Bu süreçte hepimizin maliyetleri çok arttı. İnsanlar zannediyor ki kafede yedikleri şeyin sadece malzeme maliyeti var. Ama öyle değil tabii. Hammaddeye gelen zam, kiralara gelen zam, asgari ücret zamları (ki daha fazla olmalı), elektrik giderleri inanılmaz arttı. Tabii bunun sonucunda işletmelerin giderleri de çok arttı ve tüketiciye yansıtmak zorunda kaldık. Ya yansıtacağız ya batacağız. Bu artışların sorumlusu bizler değiliz… Tabii ki bu durumu fırsat bilip fahiş fiyat artışı yapan işletmeler var… Boykot olacaksa bu tarz fahiş fiyat artışı yapan işletmelerin ismi verilerek yapılsın mesela. Böylece kurunun yanında yaş da yanmasın. Ya da boykot olacaksa ekonomik gidişatın gerçek sorumluları boykot edilsin.”
‘BİZİ DEĞİL HÜKÜMETİN EKONOMİ POLİTİKASINI PROTESTO ETSİNLER’

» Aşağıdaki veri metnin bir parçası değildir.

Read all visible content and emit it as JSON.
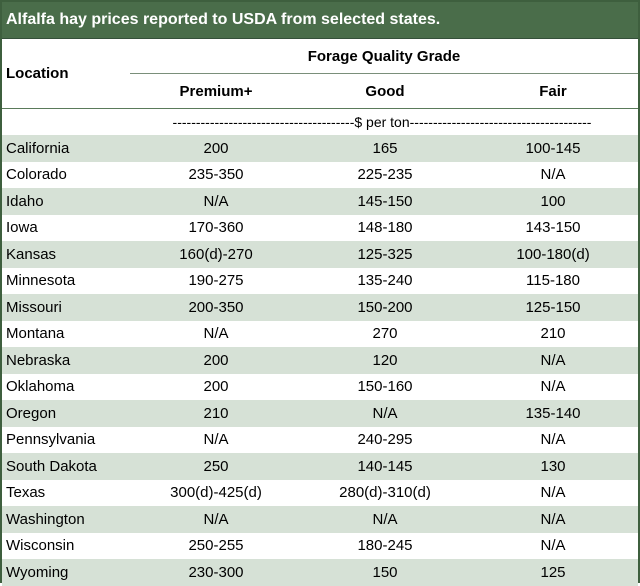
{
  "title": "Alfalfa hay prices reported to USDA from selected states.",
  "header": {
    "group_label": "Forage Quality Grade",
    "location_label": "Location",
    "columns": [
      "Premium+",
      "Good",
      "Fair"
    ],
    "units": "---------------------------------------$ per ton---------------------------------------"
  },
  "rows": [
    {
      "location": "California",
      "premium": "200",
      "good": "165",
      "fair": "100-145"
    },
    {
      "location": "Colorado",
      "premium": "235-350",
      "good": "225-235",
      "fair": "N/A"
    },
    {
      "location": "Idaho",
      "premium": "N/A",
      "good": "145-150",
      "fair": "100"
    },
    {
      "location": "Iowa",
      "premium": "170-360",
      "good": "148-180",
      "fair": "143-150"
    },
    {
      "location": "Kansas",
      "premium": "160(d)-270",
      "good": "125-325",
      "fair": "100-180(d)"
    },
    {
      "location": "Minnesota",
      "premium": "190-275",
      "good": "135-240",
      "fair": "115-180"
    },
    {
      "location": "Missouri",
      "premium": "200-350",
      "good": "150-200",
      "fair": "125-150"
    },
    {
      "location": "Montana",
      "premium": "N/A",
      "good": "270",
      "fair": "210"
    },
    {
      "location": "Nebraska",
      "premium": "200",
      "good": "120",
      "fair": "N/A"
    },
    {
      "location": "Oklahoma",
      "premium": "200",
      "good": "150-160",
      "fair": "N/A"
    },
    {
      "location": "Oregon",
      "premium": "210",
      "good": "N/A",
      "fair": "135-140"
    },
    {
      "location": "Pennsylvania",
      "premium": "N/A",
      "good": "240-295",
      "fair": "N/A"
    },
    {
      "location": "South Dakota",
      "premium": "250",
      "good": "140-145",
      "fair": "130"
    },
    {
      "location": "Texas",
      "premium": "300(d)-425(d)",
      "good": "280(d)-310(d)",
      "fair": "N/A"
    },
    {
      "location": "Washington",
      "premium": "N/A",
      "good": "N/A",
      "fair": "N/A"
    },
    {
      "location": "Wisconsin",
      "premium": "250-255",
      "good": "180-245",
      "fair": "N/A"
    },
    {
      "location": "Wyoming",
      "premium": "230-300",
      "good": "150",
      "fair": "125"
    }
  ]
}
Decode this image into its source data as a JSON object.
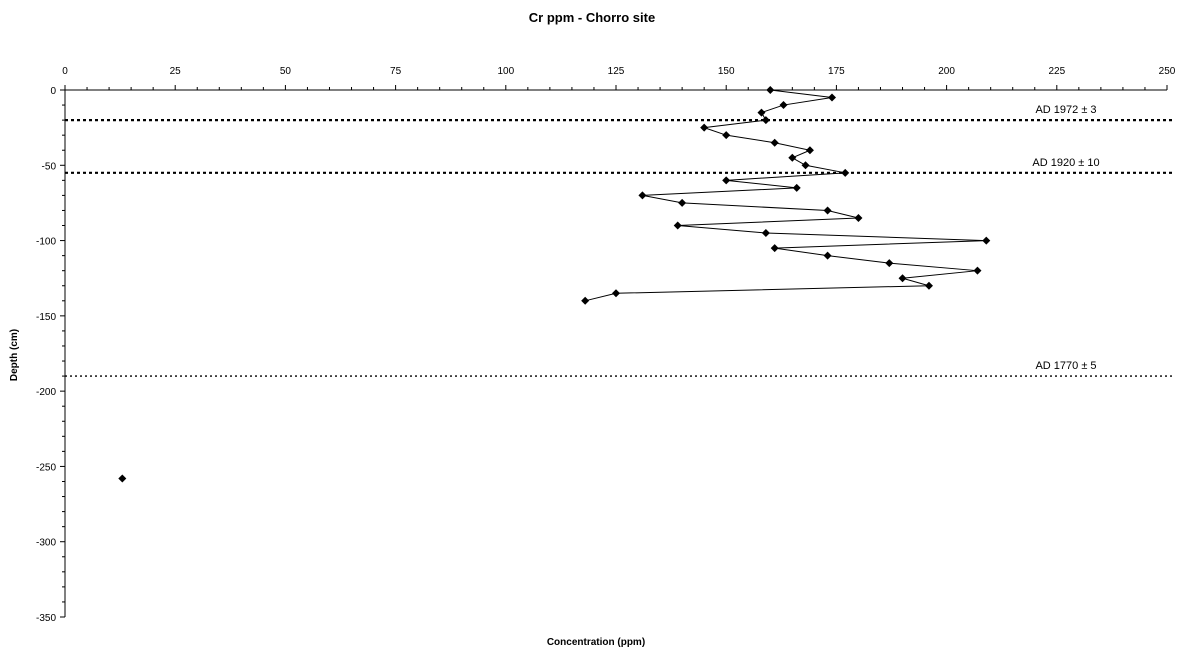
{
  "chart_data": {
    "type": "scatter",
    "title": "Cr ppm - Chorro site",
    "xlabel": "Concentration (ppm)",
    "ylabel": "Depth (cm)",
    "xlim": [
      0,
      250
    ],
    "ylim": [
      -350,
      0
    ],
    "x_ticks": [
      0,
      25,
      50,
      75,
      100,
      125,
      150,
      175,
      200,
      225,
      250
    ],
    "y_ticks": [
      0,
      -50,
      -100,
      -150,
      -200,
      -250,
      -300,
      -350
    ],
    "x_axis_position": "top",
    "grid": false,
    "legend": "none",
    "series": [
      {
        "marker": "diamond",
        "line": true,
        "color": "#000000",
        "points": [
          {
            "x": 160,
            "y": 0
          },
          {
            "x": 174,
            "y": -5
          },
          {
            "x": 163,
            "y": -10
          },
          {
            "x": 158,
            "y": -15
          },
          {
            "x": 159,
            "y": -20
          },
          {
            "x": 145,
            "y": -25
          },
          {
            "x": 150,
            "y": -30
          },
          {
            "x": 161,
            "y": -35
          },
          {
            "x": 169,
            "y": -40
          },
          {
            "x": 165,
            "y": -45
          },
          {
            "x": 168,
            "y": -50
          },
          {
            "x": 177,
            "y": -55
          },
          {
            "x": 150,
            "y": -60
          },
          {
            "x": 166,
            "y": -65
          },
          {
            "x": 131,
            "y": -70
          },
          {
            "x": 140,
            "y": -75
          },
          {
            "x": 173,
            "y": -80
          },
          {
            "x": 180,
            "y": -85
          },
          {
            "x": 139,
            "y": -90
          },
          {
            "x": 159,
            "y": -95
          },
          {
            "x": 209,
            "y": -100
          },
          {
            "x": 161,
            "y": -105
          },
          {
            "x": 173,
            "y": -110
          },
          {
            "x": 187,
            "y": -115
          },
          {
            "x": 207,
            "y": -120
          },
          {
            "x": 190,
            "y": -125
          },
          {
            "x": 196,
            "y": -130
          },
          {
            "x": 125,
            "y": -135
          },
          {
            "x": 118,
            "y": -140
          }
        ]
      },
      {
        "marker": "diamond",
        "line": false,
        "color": "#000000",
        "points": [
          {
            "x": 13,
            "y": -258
          }
        ]
      }
    ],
    "reference_lines": [
      {
        "y": -20,
        "label": "AD 1972 ± 3",
        "style": "dotted-bold"
      },
      {
        "y": -55,
        "label": "AD 1920 ± 10",
        "style": "dotted-bold"
      },
      {
        "y": -190,
        "label": "AD 1770 ± 5",
        "style": "dotted"
      }
    ]
  }
}
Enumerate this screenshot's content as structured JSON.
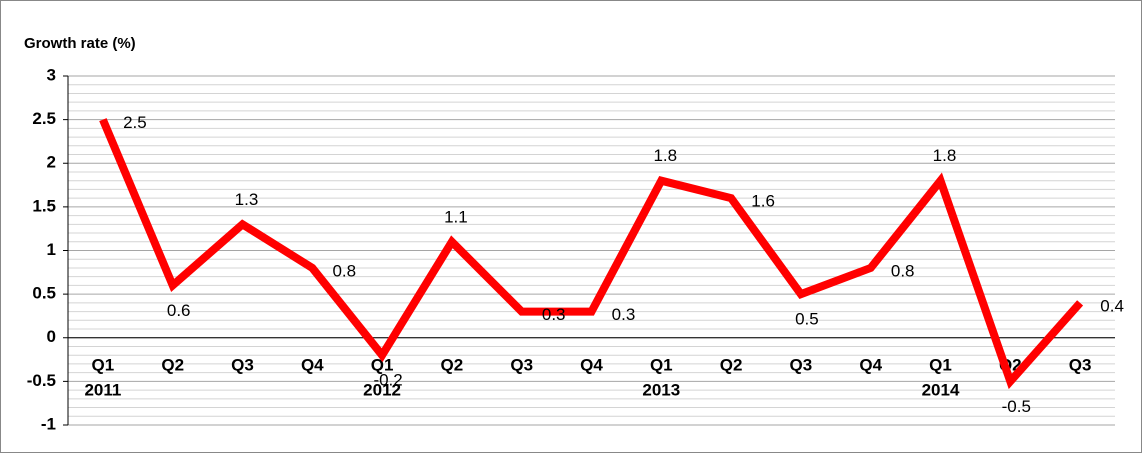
{
  "chart_data": {
    "type": "line",
    "title": "Growth rate (%)",
    "categories": [
      "Q1",
      "Q2",
      "Q3",
      "Q4",
      "Q1",
      "Q2",
      "Q3",
      "Q4",
      "Q1",
      "Q2",
      "Q3",
      "Q4",
      "Q1",
      "Q2",
      "Q3"
    ],
    "years": [
      "2011",
      null,
      null,
      null,
      "2012",
      null,
      null,
      null,
      "2013",
      null,
      null,
      null,
      "2014",
      null,
      null
    ],
    "values": [
      2.5,
      0.6,
      1.3,
      0.8,
      -0.2,
      1.1,
      0.3,
      0.3,
      1.8,
      1.6,
      0.5,
      0.8,
      1.8,
      -0.5,
      0.4
    ],
    "color": "#ff0000",
    "ylim": [
      -1,
      3
    ],
    "yticks": [
      -1,
      -0.5,
      0,
      0.5,
      1,
      1.5,
      2,
      2.5,
      3
    ],
    "grid": true,
    "minor_grid": true,
    "data_labels": true
  }
}
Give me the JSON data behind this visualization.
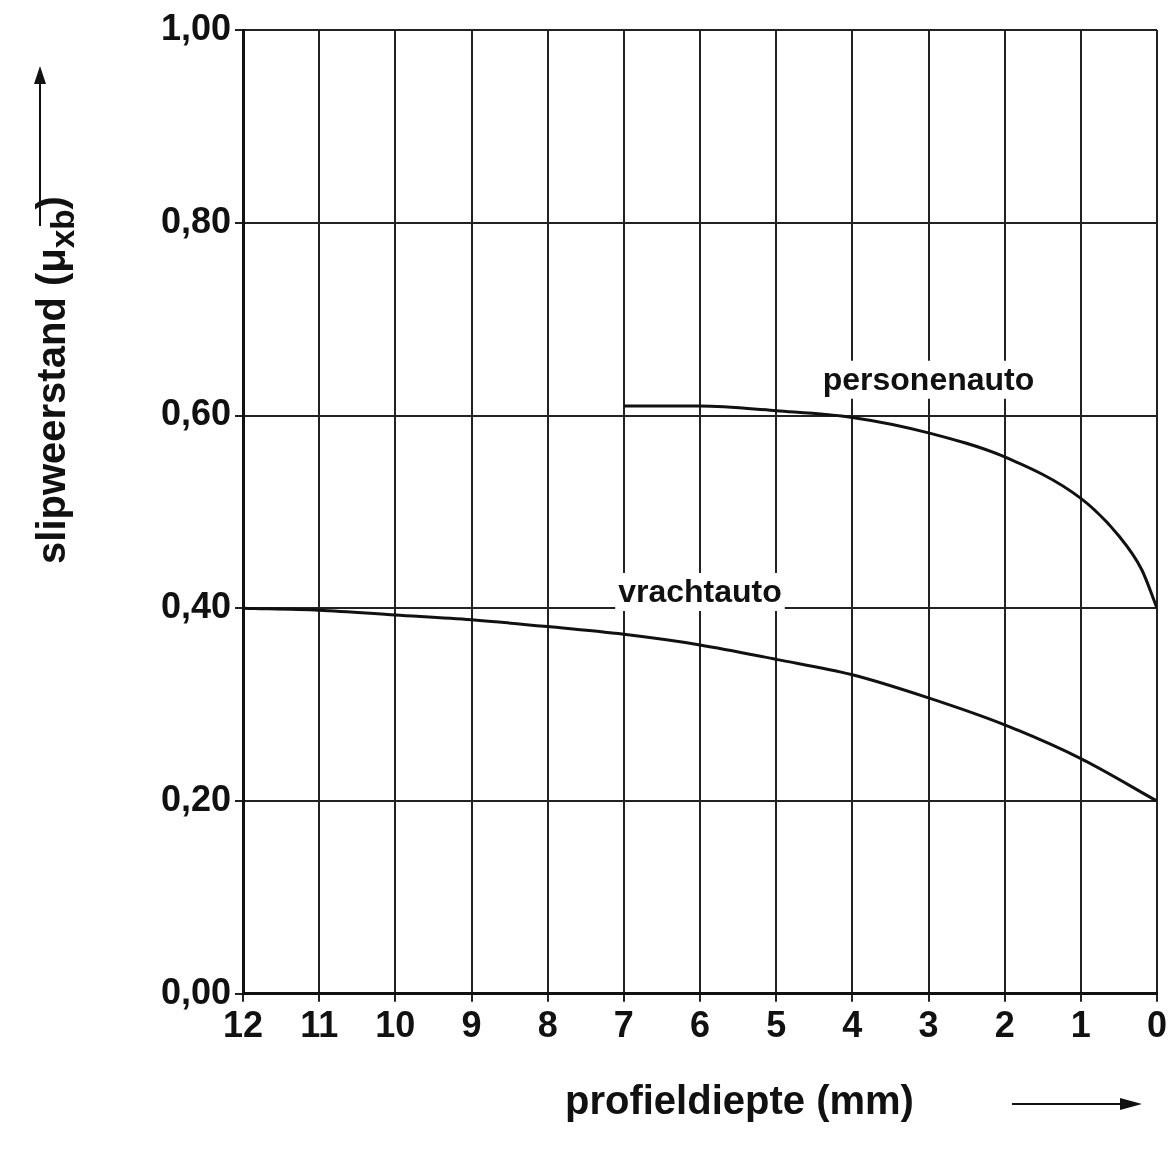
{
  "chart_data": {
    "type": "line",
    "xlabel": "profieldiepte (mm)",
    "ylabel": "slipweerstand (μ$_{xb}$)",
    "series": [
      {
        "name": "personenauto",
        "color": "#111111",
        "x": [
          7,
          6,
          5,
          4,
          3,
          2,
          1,
          0.5,
          0.2,
          0
        ],
        "values": [
          0.61,
          0.61,
          0.605,
          0.598,
          0.582,
          0.557,
          0.514,
          0.475,
          0.44,
          0.4
        ]
      },
      {
        "name": "vrachtauto",
        "color": "#111111",
        "x": [
          12,
          11,
          10,
          9,
          8,
          7,
          6,
          5,
          4,
          3,
          2,
          1,
          0
        ],
        "values": [
          0.4,
          0.398,
          0.393,
          0.388,
          0.381,
          0.373,
          0.362,
          0.347,
          0.331,
          0.307,
          0.279,
          0.244,
          0.2
        ]
      }
    ],
    "xlim": [
      12,
      0
    ],
    "xticks": [
      12,
      11,
      10,
      9,
      8,
      7,
      6,
      5,
      4,
      3,
      2,
      1,
      0
    ],
    "ylim": [
      0,
      1
    ],
    "yticks": [
      {
        "value": 0,
        "label": "0,00"
      },
      {
        "value": 0.2,
        "label": "0,20"
      },
      {
        "value": 0.4,
        "label": "0,40"
      },
      {
        "value": 0.6,
        "label": "0,60"
      },
      {
        "value": 0.8,
        "label": "0,80"
      },
      {
        "value": 1,
        "label": "1,00"
      }
    ],
    "grid": true,
    "legend": false,
    "marker": "none",
    "line_style": "solid"
  }
}
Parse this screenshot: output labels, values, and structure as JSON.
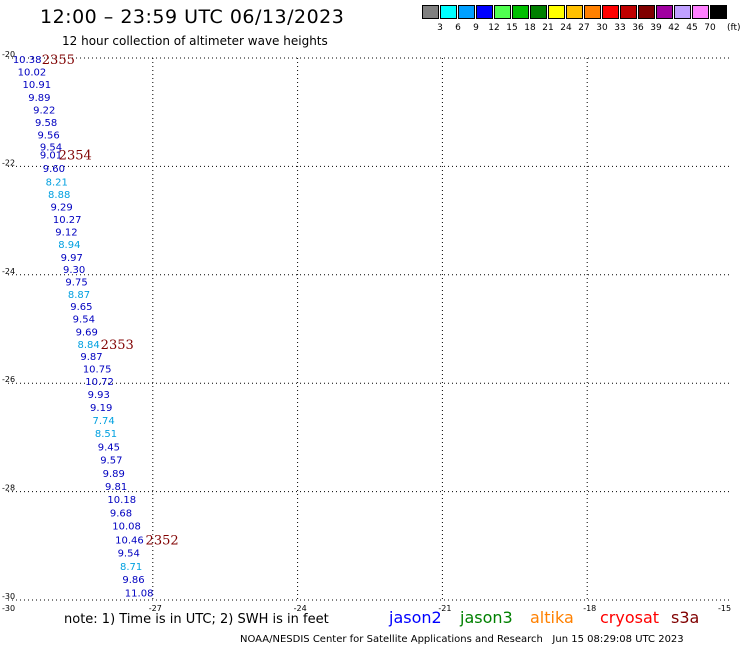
{
  "header": {
    "title": "12:00 – 23:59 UTC 06/13/2023",
    "subtitle": "12 hour collection of altimeter wave heights"
  },
  "scale": {
    "colors": [
      "#808080",
      "#00ffff",
      "#00a0ff",
      "#0000ff",
      "#50ff50",
      "#00c000",
      "#008000",
      "#ffff00",
      "#ffc000",
      "#ff8000",
      "#ff0000",
      "#c00000",
      "#800000",
      "#a000a0",
      "#c0a0ff",
      "#ff80ff",
      "#000000"
    ],
    "labels": [
      "3",
      "6",
      "9",
      "12",
      "15",
      "18",
      "21",
      "24",
      "27",
      "30",
      "33",
      "36",
      "39",
      "42",
      "45",
      "70"
    ],
    "unit": "(ft)"
  },
  "axes": {
    "lat_labels": [
      "-20",
      "-22",
      "-24",
      "-26",
      "-28",
      "-30"
    ],
    "lon_labels": [
      "-30",
      "-27",
      "-24",
      "-21",
      "-18",
      "-15"
    ]
  },
  "wave_data": [
    {
      "value": "10.38",
      "lon": -29.9,
      "lat": -20.02,
      "color": "#0000c0"
    },
    {
      "value": "10.02",
      "lon": -29.8,
      "lat": -20.25,
      "color": "#0000c0"
    },
    {
      "value": "10.91",
      "lon": -29.7,
      "lat": -20.48,
      "color": "#0000c0"
    },
    {
      "value": "9.89",
      "lon": -29.58,
      "lat": -20.72,
      "color": "#0000c0"
    },
    {
      "value": "9.22",
      "lon": -29.48,
      "lat": -20.95,
      "color": "#0000c0"
    },
    {
      "value": "9.58",
      "lon": -29.44,
      "lat": -21.18,
      "color": "#0000c0"
    },
    {
      "value": "9.56",
      "lon": -29.39,
      "lat": -21.41,
      "color": "#0000c0"
    },
    {
      "value": "9.54",
      "lon": -29.34,
      "lat": -21.63,
      "color": "#0000c0"
    },
    {
      "value": "9.01",
      "lon": -29.34,
      "lat": -21.78,
      "color": "#0000c0"
    },
    {
      "value": "9.60",
      "lon": -29.28,
      "lat": -22.03,
      "color": "#0000c0"
    },
    {
      "value": "8.21",
      "lon": -29.22,
      "lat": -22.28,
      "color": "#00a0e0"
    },
    {
      "value": "8.88",
      "lon": -29.17,
      "lat": -22.51,
      "color": "#00a0e0"
    },
    {
      "value": "9.29",
      "lon": -29.12,
      "lat": -22.74,
      "color": "#0000c0"
    },
    {
      "value": "10.27",
      "lon": -29.07,
      "lat": -22.97,
      "color": "#0000c0"
    },
    {
      "value": "9.12",
      "lon": -29.02,
      "lat": -23.2,
      "color": "#0000c0"
    },
    {
      "value": "8.94",
      "lon": -28.96,
      "lat": -23.43,
      "color": "#00a0e0"
    },
    {
      "value": "9.97",
      "lon": -28.91,
      "lat": -23.67,
      "color": "#0000c0"
    },
    {
      "value": "9.30",
      "lon": -28.86,
      "lat": -23.89,
      "color": "#0000c0"
    },
    {
      "value": "9.75",
      "lon": -28.81,
      "lat": -24.12,
      "color": "#0000c0"
    },
    {
      "value": "8.87",
      "lon": -28.76,
      "lat": -24.35,
      "color": "#00a0e0"
    },
    {
      "value": "9.65",
      "lon": -28.71,
      "lat": -24.58,
      "color": "#0000c0"
    },
    {
      "value": "9.54",
      "lon": -28.66,
      "lat": -24.81,
      "color": "#0000c0"
    },
    {
      "value": "9.69",
      "lon": -28.6,
      "lat": -25.05,
      "color": "#0000c0"
    },
    {
      "value": "8.84",
      "lon": -28.56,
      "lat": -25.28,
      "color": "#00a0e0"
    },
    {
      "value": "9.87",
      "lon": -28.5,
      "lat": -25.5,
      "color": "#0000c0"
    },
    {
      "value": "10.75",
      "lon": -28.45,
      "lat": -25.73,
      "color": "#0000c0"
    },
    {
      "value": "10.72",
      "lon": -28.4,
      "lat": -25.96,
      "color": "#0000c0"
    },
    {
      "value": "9.93",
      "lon": -28.35,
      "lat": -26.2,
      "color": "#0000c0"
    },
    {
      "value": "9.19",
      "lon": -28.3,
      "lat": -26.44,
      "color": "#0000c0"
    },
    {
      "value": "7.74",
      "lon": -28.25,
      "lat": -26.68,
      "color": "#00a0e0"
    },
    {
      "value": "8.51",
      "lon": -28.2,
      "lat": -26.92,
      "color": "#00a0e0"
    },
    {
      "value": "9.45",
      "lon": -28.14,
      "lat": -27.17,
      "color": "#0000c0"
    },
    {
      "value": "9.57",
      "lon": -28.09,
      "lat": -27.41,
      "color": "#0000c0"
    },
    {
      "value": "9.89",
      "lon": -28.04,
      "lat": -27.66,
      "color": "#0000c0"
    },
    {
      "value": "9.81",
      "lon": -27.99,
      "lat": -27.9,
      "color": "#0000c0"
    },
    {
      "value": "10.18",
      "lon": -27.94,
      "lat": -28.14,
      "color": "#0000c0"
    },
    {
      "value": "9.68",
      "lon": -27.89,
      "lat": -28.39,
      "color": "#0000c0"
    },
    {
      "value": "10.08",
      "lon": -27.84,
      "lat": -28.63,
      "color": "#0000c0"
    },
    {
      "value": "10.46",
      "lon": -27.78,
      "lat": -28.88,
      "color": "#0000c0"
    },
    {
      "value": "9.54",
      "lon": -27.73,
      "lat": -29.12,
      "color": "#0000c0"
    },
    {
      "value": "8.71",
      "lon": -27.68,
      "lat": -29.37,
      "color": "#00a0e0"
    },
    {
      "value": "9.86",
      "lon": -27.63,
      "lat": -29.61,
      "color": "#0000c0"
    },
    {
      "value": "11.08",
      "lon": -27.58,
      "lat": -29.86,
      "color": "#0000c0"
    }
  ],
  "time_labels": [
    {
      "text": "2355",
      "lon": -29.3,
      "lat": -20.02
    },
    {
      "text": "2354",
      "lon": -28.95,
      "lat": -21.78
    },
    {
      "text": "2353",
      "lon": -28.08,
      "lat": -25.28
    },
    {
      "text": "2352",
      "lon": -27.15,
      "lat": -28.88
    }
  ],
  "footer": {
    "note": "note: 1) Time is in UTC; 2) SWH is in feet",
    "satellites": [
      {
        "name": "jason2",
        "color": "#0000ff"
      },
      {
        "name": "jason3",
        "color": "#008000"
      },
      {
        "name": "altika",
        "color": "#ff8000"
      },
      {
        "name": "cryosat",
        "color": "#ff0000"
      },
      {
        "name": "s3a",
        "color": "#800000"
      }
    ],
    "credit": "NOAA/NESDIS Center for Satellite Applications and Research",
    "generated": "Jun 15 08:29:08 UTC 2023"
  }
}
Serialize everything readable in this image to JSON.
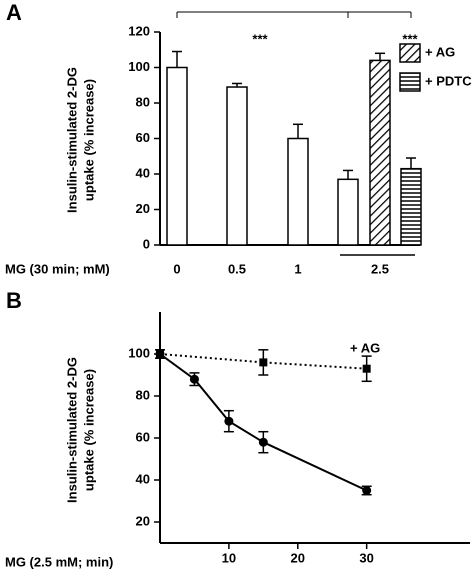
{
  "chart_data": [
    {
      "type": "bar",
      "panel": "A",
      "ylabel": [
        "Insulin-stimulated 2-DG",
        "uptake (% increase)"
      ],
      "xlabel": "MG (30 min; mM)",
      "categories": [
        "0",
        "0.5",
        "1",
        null,
        "2.5",
        null
      ],
      "series": [
        {
          "values": [
            100,
            89,
            60,
            37,
            null,
            null
          ],
          "errors": [
            9,
            2,
            8,
            5,
            null,
            null
          ],
          "fill": "none",
          "color": "#000000"
        },
        {
          "name": "+ AG",
          "values": [
            null,
            null,
            null,
            null,
            104,
            null
          ],
          "errors": [
            null,
            null,
            null,
            null,
            4,
            null
          ],
          "fill": "diagonal",
          "color": "#000000"
        },
        {
          "name": "+ PDTC",
          "values": [
            null,
            null,
            null,
            null,
            null,
            43
          ],
          "errors": [
            null,
            null,
            null,
            null,
            null,
            6
          ],
          "fill": "horizontal",
          "color": "#000000"
        }
      ],
      "ylim": [
        0,
        120
      ],
      "yticks": [
        0,
        20,
        40,
        60,
        80,
        100,
        120
      ],
      "annotations": [
        "***",
        "***"
      ]
    },
    {
      "type": "line",
      "panel": "B",
      "ylabel": [
        "Insulin-stimulated 2-DG",
        "uptake (% increase)"
      ],
      "xlabel": "MG (2.5 mM; min)",
      "series": [
        {
          "x": [
            0,
            5,
            10,
            15,
            30
          ],
          "values": [
            100,
            88,
            68,
            58,
            35
          ],
          "errors": [
            2,
            3,
            5,
            5,
            2
          ],
          "marker": "circle",
          "linestyle": "solid",
          "color": "#000000"
        },
        {
          "name": "+ AG",
          "x": [
            0,
            15,
            30
          ],
          "values": [
            100,
            96,
            93
          ],
          "errors": [
            2,
            6,
            6
          ],
          "marker": "square",
          "linestyle": "dotted",
          "color": "#000000"
        }
      ],
      "xlim": [
        0,
        45
      ],
      "xticks": [
        10,
        20,
        30
      ],
      "ylim": [
        10,
        120
      ],
      "yticks": [
        20,
        40,
        60,
        80,
        100
      ]
    }
  ]
}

Beyoğlu Esnaf Girişimi’nden işletmeci İsa Kaya da boykota ilişkin şunları söylüyor: “Haksızlıklara karşı duyarlılık elbette anlamlı. Ancak pahalılık sebebi biz; bar/kafe ve restoranlar değiliz. Bizi hedef hedef göstermeleri asıl hedefi şaşırtmıştır. Mekan kiraları astronomik rakamları bulmuş, vergilerden haberleri yok elbette. Biz özel tüketim diye ucube bir vergi ödüyoruz oranı yüzde 20 devlet ve hükümet bize ortak bu sebeple bizi değil hükümetin ekonomik politikalarını protesto etsinler bizde destekleyelim.”
‘EKMEK 15 LİRAYKEN…’
Restoran işletmecisi Abdülkadir Erkan, “ekmeğin 15 lira olan bir sistemde kimsenin kendilerinden hesap soramayacağını” söylüyor: “Geçenlerde sosyal medyada karşılaştığım restoran ve cafelerin boykot girişimini hem üzülerek hem de öfkeyle karşıladığımı belirtmek isterim. Bir deyimimiz vardır, ‘davulun sesi uzaktan hoş gelir’ ya da ‘içi beni yakar dışı seni yakar.’ Durumumuzun özeti bu iki deyimde saklıdır. Haklı olarak müşterilerimiz bu kadar yüksek fiyatlardan yakınıyor. Beş yıl önce kazancımız bayğı iyidi. Aynı müşterilerle, aynı personel kadrosuyla yıllar önce kazandığımızın yarısını bile kazanamıyoruz…
Bir 35’lik rakının 2 bin 500 lira olduğu, bir mezeye 300 lira yazıldığı mekanların ismini versinler, hedef göstersinler.
‘DOLAR 32 LİRA, SORUMLUSU RESTORANLAR DEĞİL’
Meyhane müşterisi Ramazan Yeni ise şunları söyledi: “Fiyatlar yüksek ama bu sadece kafe ve restoran fiyatlarıyla ilgili değil. Dışarıda normal bir yemek bile 200 liranın üstünde. Marketteki fiyatlar da benzer şekilde. Markete girdiğin zaman 500 liranın altında alışveriş yapamıyorsun. Dolar 32 lira. Kıyafet bile alınamıyor artık. İnsanlar sağlıksız olmasına rağmen uygulamalardan ikinci el kıyafet alıyor. Bence bunun sorumlusu restoranlar ve kafeler değil.”